Die „Cyclophones“ hatten die Belgier Francois Cys und Nicolas Dujardin aufgebaut und nachdem sie die Anwendung der Stethoskope erklärt und auch mal probegeradelt waren, machte es einen Heidenspaß, den per pedales erzeugten Tönen zu lauschen. In der Dortuschule gab es im Rokoko-Saal ebenfalls ein Konzert der etwas anderen Art. Der Mexikaner Luis Marquez, Komponist und Leiter der musikalischen Bewegung Mezcal, führte Natur-Instrumente vor. Nach seiner Meinung eignet sich so ziemlich alles zum Musikmachen und die große Lehrmeisterin dabei sei die Natur selbst. Ob es die rasselnden Schoten des Johannisbrotbaumes, präparierte Muschelgehäuse oder einfache Steine waren, alles hatte Klang und bekam noch durch Marquez einen beschwingten Rhythmus dazu. Da das Wetter hielt, was es mit morgendlichem Sonnenschein versprochen hatte, konnte er sogar ungestraft mit einem Bambusholz Regen rauschen lassen. Dass er zwei Blockflöten auf einmal blies, war allerdings nichts Besonderes. Das konnte „Wildes Holz“ auch. Genauer gesagt Tobias Reisige, der „Freiheit für die Blockflöte“ fordert. Von Anto Karaula (Gitarre) und Markus Conrads (Kontrabass) wird er genauso wild und verrückt bei den Rock- und Jazztiteln begleitet, wie es sich für „Wildes Holz“ gehört. „Die drei könnten auch ,Hänschen klein’ spielen und das Publikum würde sie feiern“ , heißt es in einer Rezension. Das taten die Drei in der Französischen Kirche allerdings nicht. Bei der Zugabe spielten sie den Song von Pippi Langstrumpf und das Publikum klatschte hingerissen.

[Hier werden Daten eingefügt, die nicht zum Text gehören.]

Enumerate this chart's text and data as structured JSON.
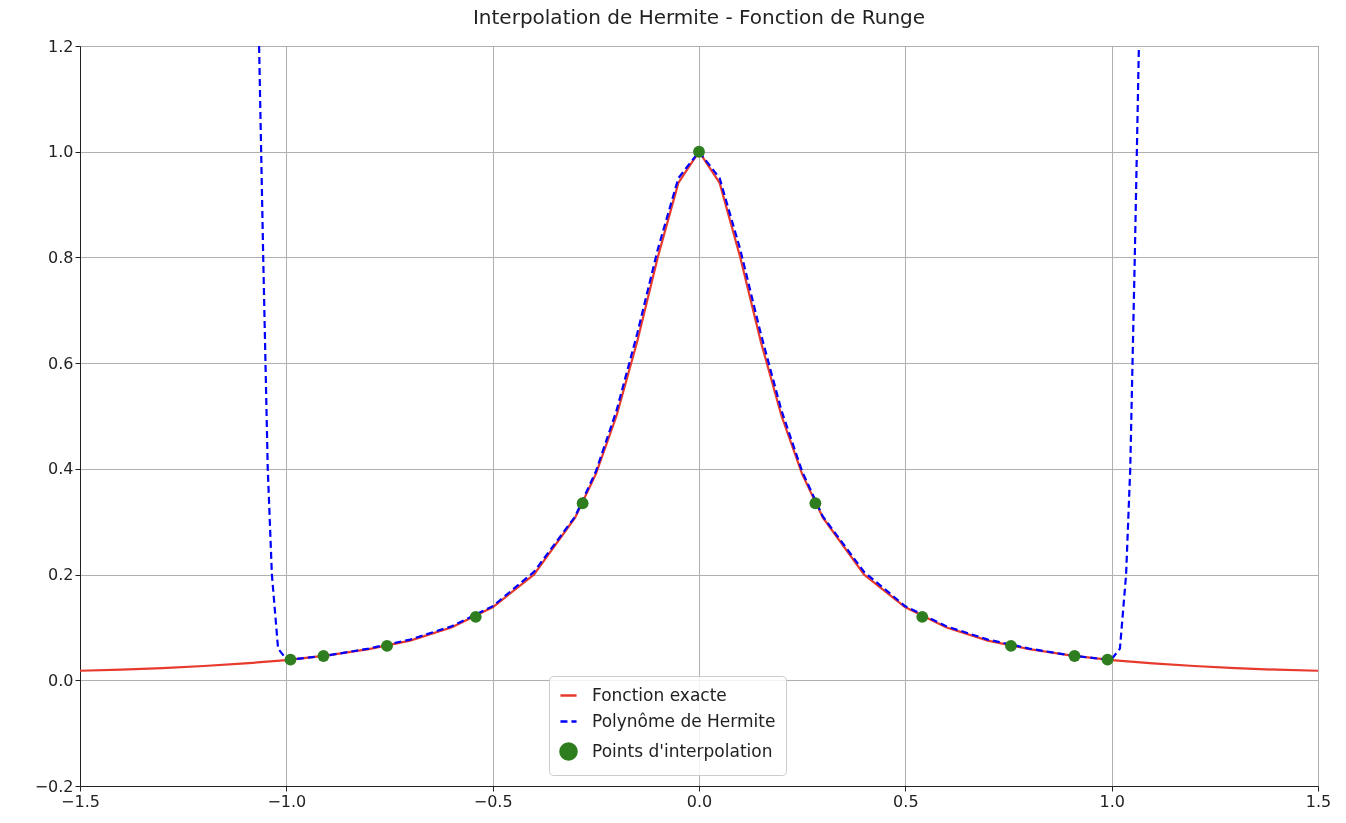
{
  "chart_data": {
    "type": "line",
    "title": "Interpolation de Hermite - Fonction de Runge",
    "xlim": [
      -1.5,
      1.5
    ],
    "ylim": [
      -0.2,
      1.2
    ],
    "xticks": [
      {
        "value": -1.5,
        "label": "−1.5"
      },
      {
        "value": -1.0,
        "label": "−1.0"
      },
      {
        "value": -0.5,
        "label": "−0.5"
      },
      {
        "value": 0,
        "label": "0.0"
      },
      {
        "value": 0.5,
        "label": "0.5"
      },
      {
        "value": 1.0,
        "label": "1.0"
      },
      {
        "value": 1.5,
        "label": "1.5"
      }
    ],
    "yticks": [
      {
        "value": -0.2,
        "label": "−0.2"
      },
      {
        "value": 0,
        "label": "0.0"
      },
      {
        "value": 0.2,
        "label": "0.2"
      },
      {
        "value": 0.4,
        "label": "0.4"
      },
      {
        "value": 0.6,
        "label": "0.6"
      },
      {
        "value": 0.8,
        "label": "0.8"
      },
      {
        "value": 1.0,
        "label": "1.0"
      },
      {
        "value": 1.2,
        "label": "1.2"
      }
    ],
    "grid": true,
    "legend": "bottom",
    "series": [
      {
        "name": "Fonction exacte",
        "line_style": "solid",
        "color": "#e8392d",
        "x": [
          -1.5,
          -1.4,
          -1.3,
          -1.2,
          -1.1,
          -1.0,
          -0.9,
          -0.8,
          -0.7,
          -0.6,
          -0.5,
          -0.4,
          -0.3,
          -0.25,
          -0.2,
          -0.15,
          -0.1,
          -0.05,
          0,
          0.05,
          0.1,
          0.15,
          0.2,
          0.25,
          0.3,
          0.4,
          0.5,
          0.6,
          0.7,
          0.8,
          0.9,
          1.0,
          1.1,
          1.2,
          1.3,
          1.4,
          1.5
        ],
        "values": [
          0.018,
          0.02,
          0.023,
          0.027,
          0.032,
          0.038,
          0.047,
          0.059,
          0.075,
          0.1,
          0.138,
          0.2,
          0.308,
          0.39,
          0.5,
          0.64,
          0.8,
          0.941,
          1.0,
          0.941,
          0.8,
          0.64,
          0.5,
          0.39,
          0.308,
          0.2,
          0.138,
          0.1,
          0.075,
          0.059,
          0.047,
          0.038,
          0.032,
          0.027,
          0.023,
          0.02,
          0.018
        ]
      },
      {
        "name": "Polynôme de Hermite",
        "line_style": "dashed",
        "color": "#0000ff",
        "x": [
          -1.066,
          -1.056,
          -1.045,
          -1.035,
          -1.02,
          -1.0,
          -0.99,
          -0.9,
          -0.8,
          -0.7,
          -0.6,
          -0.5,
          -0.4,
          -0.3,
          -0.25,
          -0.2,
          -0.15,
          -0.1,
          -0.05,
          0,
          0.05,
          0.1,
          0.15,
          0.2,
          0.25,
          0.3,
          0.4,
          0.5,
          0.6,
          0.7,
          0.8,
          0.9,
          0.99,
          1.0,
          1.02,
          1.035,
          1.045,
          1.056,
          1.066
        ],
        "values": [
          1.2,
          0.8,
          0.4,
          0.2,
          0.06,
          0.04,
          0.039,
          0.047,
          0.06,
          0.077,
          0.102,
          0.14,
          0.205,
          0.31,
          0.395,
          0.51,
          0.655,
          0.815,
          0.95,
          1.0,
          0.95,
          0.815,
          0.655,
          0.51,
          0.395,
          0.31,
          0.205,
          0.14,
          0.102,
          0.077,
          0.06,
          0.047,
          0.039,
          0.04,
          0.06,
          0.2,
          0.4,
          0.8,
          1.2
        ]
      },
      {
        "name": "Points d'interpolation",
        "type": "scatter",
        "marker": "circle",
        "color": "#2e7d1e",
        "x": [
          -0.99,
          -0.91,
          -0.756,
          -0.541,
          -0.282,
          0,
          0.282,
          0.541,
          0.756,
          0.91,
          0.99
        ],
        "values": [
          0.039,
          0.046,
          0.065,
          0.12,
          0.335,
          1.0,
          0.335,
          0.12,
          0.065,
          0.046,
          0.039
        ]
      }
    ]
  }
}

Hans-Jochen Röhrig, viele Jahre lang Schauspieler am Hans Otto Theater, hatte es da schon etwas schwerer, seine Zuhörer zu fesseln. Er las am Grab Friedrichs II. Gedichte von Gleim und Friedrich selbst und musste seine Stimme gegen die der Fremdenführer anheben. „Das schaffe ich schon“, sagte er lachend während einer Pause. Bei der ersten halben Lesestunde seien es zwar noch wenige Zuhörer gewesen, doch danach immer mehr geworden. Röhrigs Erfahrungen bei vielen Matineen halfen ihm dabei, sich durchzusetzen gegen Tourismus und Friedrichs Kartoffeln, die auf seinem Grab lagen und immer wieder Ausrufe provozierten.

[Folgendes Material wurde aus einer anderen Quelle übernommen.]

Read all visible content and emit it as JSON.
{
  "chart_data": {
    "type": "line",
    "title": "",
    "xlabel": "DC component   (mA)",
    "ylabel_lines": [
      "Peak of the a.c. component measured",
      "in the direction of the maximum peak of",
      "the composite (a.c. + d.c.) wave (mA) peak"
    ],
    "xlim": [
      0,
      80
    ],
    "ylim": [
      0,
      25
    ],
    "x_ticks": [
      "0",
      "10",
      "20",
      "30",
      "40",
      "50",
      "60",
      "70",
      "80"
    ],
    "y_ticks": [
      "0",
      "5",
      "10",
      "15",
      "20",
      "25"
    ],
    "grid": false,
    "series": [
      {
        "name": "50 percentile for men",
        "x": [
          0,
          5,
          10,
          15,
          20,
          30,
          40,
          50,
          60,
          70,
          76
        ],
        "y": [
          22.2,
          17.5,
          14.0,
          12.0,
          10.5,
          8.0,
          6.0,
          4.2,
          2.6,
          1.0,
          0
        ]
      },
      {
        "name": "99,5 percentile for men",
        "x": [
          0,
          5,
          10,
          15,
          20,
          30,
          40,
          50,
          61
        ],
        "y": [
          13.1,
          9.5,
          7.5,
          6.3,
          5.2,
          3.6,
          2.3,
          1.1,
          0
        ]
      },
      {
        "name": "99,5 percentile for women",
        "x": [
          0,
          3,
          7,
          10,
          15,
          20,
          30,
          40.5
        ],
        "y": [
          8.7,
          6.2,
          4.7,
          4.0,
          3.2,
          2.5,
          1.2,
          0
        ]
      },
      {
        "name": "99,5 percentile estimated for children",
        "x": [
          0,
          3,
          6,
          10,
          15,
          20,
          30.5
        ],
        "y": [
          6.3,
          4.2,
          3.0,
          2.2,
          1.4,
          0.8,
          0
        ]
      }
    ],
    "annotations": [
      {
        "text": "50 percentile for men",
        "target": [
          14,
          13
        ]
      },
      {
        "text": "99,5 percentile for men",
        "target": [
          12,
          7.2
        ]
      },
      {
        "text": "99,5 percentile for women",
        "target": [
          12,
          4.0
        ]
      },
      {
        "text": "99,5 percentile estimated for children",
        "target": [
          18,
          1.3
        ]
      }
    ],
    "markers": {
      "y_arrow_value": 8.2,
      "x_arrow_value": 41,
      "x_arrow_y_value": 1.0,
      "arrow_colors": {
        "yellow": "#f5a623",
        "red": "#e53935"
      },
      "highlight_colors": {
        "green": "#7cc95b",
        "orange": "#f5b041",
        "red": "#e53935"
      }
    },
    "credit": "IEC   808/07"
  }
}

Sehr locker, aber sanft und leise, ging es in der Bildergalerie zu. Dort hatten sich die Musikfreunde auf dem edlen Mosaikboden sitzend um die Gambenspieler gruppiert und lauschten den zarten Klängen aus alten Zeiten. Dazu lächelten halbnackte Damen von der Bilderwand oder flohen vor irgendwelchen Peinigern. Pummelige Kinder hingen den Müttern an den Rockschößen, aber sie fügten sich ebenso in die Klangwelt ein wie die Radlerkinder, die sehr diszipliniert und andächtig lauschten. Nur die Fahrräder hatten mit Straßenlärm und Gehupe vorlieb zu nehmen. Sie mussten draußen am Gartentor warten, denn außer dem Ökonomieweg war Sanssouci für sie tabu.